Uncertainty: the course and result of the game can’t be determined beforehand. For each game the game play situation may be different. The rewards may pop up at different places. As players you may try different strategies and then find yourself end up with totally different results each time. Who you play with also matters, especially when your suicidal lieutenant always has a tendency to point his gun at you or the base.
Governed by rules: there is clearly a set of rules designed for the game. Its straightforward winning/losing conditions aside, other rules regarding rewards /punishments are quickly learnt by players. The game doesn’t spell out these rules on screen, but players usually take little time to figure that out. Back to me and my buddy example, it’s interesting to see that although the game has laid out a clear goal for players to achieve, which is to destroy enemies, we never failed to find ways to defy the goal by creating our own way and own rules to play the game (and have fun).

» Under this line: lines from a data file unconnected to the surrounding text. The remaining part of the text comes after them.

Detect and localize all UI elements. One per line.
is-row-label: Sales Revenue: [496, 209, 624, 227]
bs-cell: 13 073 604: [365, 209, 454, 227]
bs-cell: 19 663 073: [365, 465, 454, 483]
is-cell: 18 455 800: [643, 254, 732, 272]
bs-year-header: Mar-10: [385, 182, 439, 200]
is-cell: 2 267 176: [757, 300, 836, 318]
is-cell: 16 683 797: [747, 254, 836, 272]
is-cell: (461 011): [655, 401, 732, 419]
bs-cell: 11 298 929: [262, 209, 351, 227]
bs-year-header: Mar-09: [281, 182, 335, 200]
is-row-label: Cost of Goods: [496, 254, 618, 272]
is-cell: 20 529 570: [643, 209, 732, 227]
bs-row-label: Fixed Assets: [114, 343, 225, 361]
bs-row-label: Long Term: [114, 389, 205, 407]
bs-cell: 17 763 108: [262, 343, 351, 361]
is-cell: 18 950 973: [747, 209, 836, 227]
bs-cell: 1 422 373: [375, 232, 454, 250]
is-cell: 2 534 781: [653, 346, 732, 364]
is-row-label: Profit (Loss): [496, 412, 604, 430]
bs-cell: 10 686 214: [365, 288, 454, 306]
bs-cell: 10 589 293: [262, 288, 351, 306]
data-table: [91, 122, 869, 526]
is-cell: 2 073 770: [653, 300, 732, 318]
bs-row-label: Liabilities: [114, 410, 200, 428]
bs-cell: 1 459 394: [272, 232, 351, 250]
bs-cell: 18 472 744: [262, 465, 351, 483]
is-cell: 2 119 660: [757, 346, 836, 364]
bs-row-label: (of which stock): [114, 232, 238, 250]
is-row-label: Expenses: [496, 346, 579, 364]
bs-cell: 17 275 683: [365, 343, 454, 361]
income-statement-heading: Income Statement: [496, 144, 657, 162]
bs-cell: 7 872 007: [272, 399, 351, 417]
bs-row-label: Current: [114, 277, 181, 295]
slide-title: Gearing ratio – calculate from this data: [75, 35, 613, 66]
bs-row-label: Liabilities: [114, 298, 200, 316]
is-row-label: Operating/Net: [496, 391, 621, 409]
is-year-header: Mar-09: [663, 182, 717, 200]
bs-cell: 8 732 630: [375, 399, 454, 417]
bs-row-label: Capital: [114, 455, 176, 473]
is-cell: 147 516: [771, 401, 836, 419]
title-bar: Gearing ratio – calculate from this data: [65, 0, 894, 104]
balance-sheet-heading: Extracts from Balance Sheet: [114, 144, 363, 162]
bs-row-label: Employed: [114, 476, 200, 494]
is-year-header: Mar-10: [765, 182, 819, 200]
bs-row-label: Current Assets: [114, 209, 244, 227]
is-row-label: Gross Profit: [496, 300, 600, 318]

Unproductive: my precious fun time with my Famicom, however, was often cut short by my parent’s yelling across the house. “There is no good in playing video game” is the usual rhetoric, followed with “you are wasting your time! It’s no good for your health, and definitely not help improve grades…have you done your homework? Can’t you find something better to do?” While being agitated by my parent’s harsh criticism on my favorite pastime, I often felt frustrated being unable to rebut their claim. As naïve as I was at ten, it’s really hard to find any example of what video game was “good for.” Frankly, even today, my rebuttal to the accusation would still sound very pale, especially after reading what Huizinga and Caillois have to say about the unproductive nature of play.

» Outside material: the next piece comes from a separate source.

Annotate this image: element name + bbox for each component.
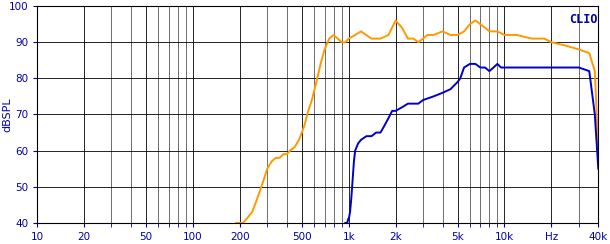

Huizinga thinks game is an integral part, a necessity of life. He claims game plays its social and cultural role by stepping out of real life and into a temporary sphere of activity satisfying in itself and ending there. This sphere of activity is above and beyond the biological processes of nutrition, reproduction and self-preservation. But the most importantly, Huizinga points out that game itself lies outside the evaluations of “vice and virtue.”

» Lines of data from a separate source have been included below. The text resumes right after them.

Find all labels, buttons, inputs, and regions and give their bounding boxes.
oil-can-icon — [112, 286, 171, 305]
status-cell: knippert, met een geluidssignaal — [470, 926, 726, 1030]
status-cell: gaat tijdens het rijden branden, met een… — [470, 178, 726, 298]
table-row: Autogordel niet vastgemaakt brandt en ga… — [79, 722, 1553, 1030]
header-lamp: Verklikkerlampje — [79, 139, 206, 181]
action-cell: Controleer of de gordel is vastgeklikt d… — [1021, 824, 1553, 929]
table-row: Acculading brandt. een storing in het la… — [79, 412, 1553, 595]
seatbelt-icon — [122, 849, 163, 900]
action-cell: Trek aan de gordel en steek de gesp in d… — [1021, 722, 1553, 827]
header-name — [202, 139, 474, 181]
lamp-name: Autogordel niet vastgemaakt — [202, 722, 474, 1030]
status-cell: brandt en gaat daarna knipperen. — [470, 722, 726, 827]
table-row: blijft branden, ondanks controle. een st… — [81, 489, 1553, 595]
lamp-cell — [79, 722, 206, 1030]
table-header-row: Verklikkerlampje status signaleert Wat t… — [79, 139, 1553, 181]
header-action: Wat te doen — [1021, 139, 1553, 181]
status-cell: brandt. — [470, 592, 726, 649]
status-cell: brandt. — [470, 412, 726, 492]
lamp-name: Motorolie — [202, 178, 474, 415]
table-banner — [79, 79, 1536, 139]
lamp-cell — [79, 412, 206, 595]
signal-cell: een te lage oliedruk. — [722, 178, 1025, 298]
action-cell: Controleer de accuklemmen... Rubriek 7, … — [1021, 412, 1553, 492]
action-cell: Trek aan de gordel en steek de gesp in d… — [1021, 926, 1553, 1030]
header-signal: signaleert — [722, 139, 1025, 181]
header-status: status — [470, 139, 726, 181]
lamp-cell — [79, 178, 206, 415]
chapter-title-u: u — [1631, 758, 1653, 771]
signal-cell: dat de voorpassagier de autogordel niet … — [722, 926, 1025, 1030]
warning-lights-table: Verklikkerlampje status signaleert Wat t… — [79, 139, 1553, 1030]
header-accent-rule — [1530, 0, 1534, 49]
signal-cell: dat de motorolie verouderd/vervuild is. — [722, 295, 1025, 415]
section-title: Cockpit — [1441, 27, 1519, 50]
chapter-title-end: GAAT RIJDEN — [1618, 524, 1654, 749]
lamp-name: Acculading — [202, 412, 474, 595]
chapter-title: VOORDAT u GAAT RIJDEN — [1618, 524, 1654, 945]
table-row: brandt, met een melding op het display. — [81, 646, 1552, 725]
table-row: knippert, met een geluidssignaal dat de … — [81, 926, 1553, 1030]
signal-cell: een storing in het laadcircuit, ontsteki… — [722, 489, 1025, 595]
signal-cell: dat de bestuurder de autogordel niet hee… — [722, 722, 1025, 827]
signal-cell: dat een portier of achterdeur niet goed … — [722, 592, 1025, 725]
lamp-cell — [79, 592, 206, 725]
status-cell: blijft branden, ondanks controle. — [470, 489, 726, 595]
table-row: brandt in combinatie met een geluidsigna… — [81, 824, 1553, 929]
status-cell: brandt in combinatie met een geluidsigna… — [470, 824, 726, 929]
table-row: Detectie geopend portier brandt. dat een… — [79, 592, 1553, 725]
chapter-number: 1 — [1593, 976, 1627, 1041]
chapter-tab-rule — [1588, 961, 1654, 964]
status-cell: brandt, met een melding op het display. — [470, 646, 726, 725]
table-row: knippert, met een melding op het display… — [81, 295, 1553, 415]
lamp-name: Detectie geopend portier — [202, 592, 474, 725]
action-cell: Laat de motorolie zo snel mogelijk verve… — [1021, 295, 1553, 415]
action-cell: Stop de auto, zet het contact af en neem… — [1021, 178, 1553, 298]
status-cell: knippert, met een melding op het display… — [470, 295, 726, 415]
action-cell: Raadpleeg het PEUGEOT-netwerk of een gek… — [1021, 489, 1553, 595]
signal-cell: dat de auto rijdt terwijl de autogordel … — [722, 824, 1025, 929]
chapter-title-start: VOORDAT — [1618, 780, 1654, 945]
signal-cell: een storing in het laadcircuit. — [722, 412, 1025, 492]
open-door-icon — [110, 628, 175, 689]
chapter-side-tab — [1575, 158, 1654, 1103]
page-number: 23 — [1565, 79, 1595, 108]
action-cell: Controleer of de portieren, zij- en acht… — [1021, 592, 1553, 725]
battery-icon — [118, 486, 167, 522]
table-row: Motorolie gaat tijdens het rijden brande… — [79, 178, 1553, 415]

My parents, however, will probably agree more with what Caillois’ verdict on game’s productivity: an occasion of pure waste: waste of time, energy, ingenuity, skill and money. It creates no goods, nor wealth or new elements of any kind. Looking back at all those hours I’ve spent on my Famicom when I was a kid, I’m definitely confused. Did I really have a good time (there were definitely some)? If play is supposed to be free and voluntary, why my head is still filled with memory of spending many hours playing games that I even felt boring while I was playing? Maybe it is because life outside the game is even more boring? Life is full of goals to achieve, big or small; a game world is hardly any different: game has rules and goals too. It’s just sometimes the goals of game world are much easier to achieve than the goals in real life. Instant gratification, that’s the key of the game.
Works Cited
Huizinga, Johan. "Nature and significance of play as a cultural phenomenon." The Game Design Reader. Ed. Salen and Zimmerman. Boston: MIT, 2006. 96-119.
Caillois, Roger. "The definition of play and the classification of games." The Game Design Reader. Ed. Salen and Zimmerman. 122-155.
Suits, Bernard. "Construction of a Definition." The Game Design Reader. Ed. Salen and Zimmerman. 173-191.
I like that you brought your personal experience into this; it added interest to the essay. I don't see any reference to Suits, though, even though he is listed in the bibliography.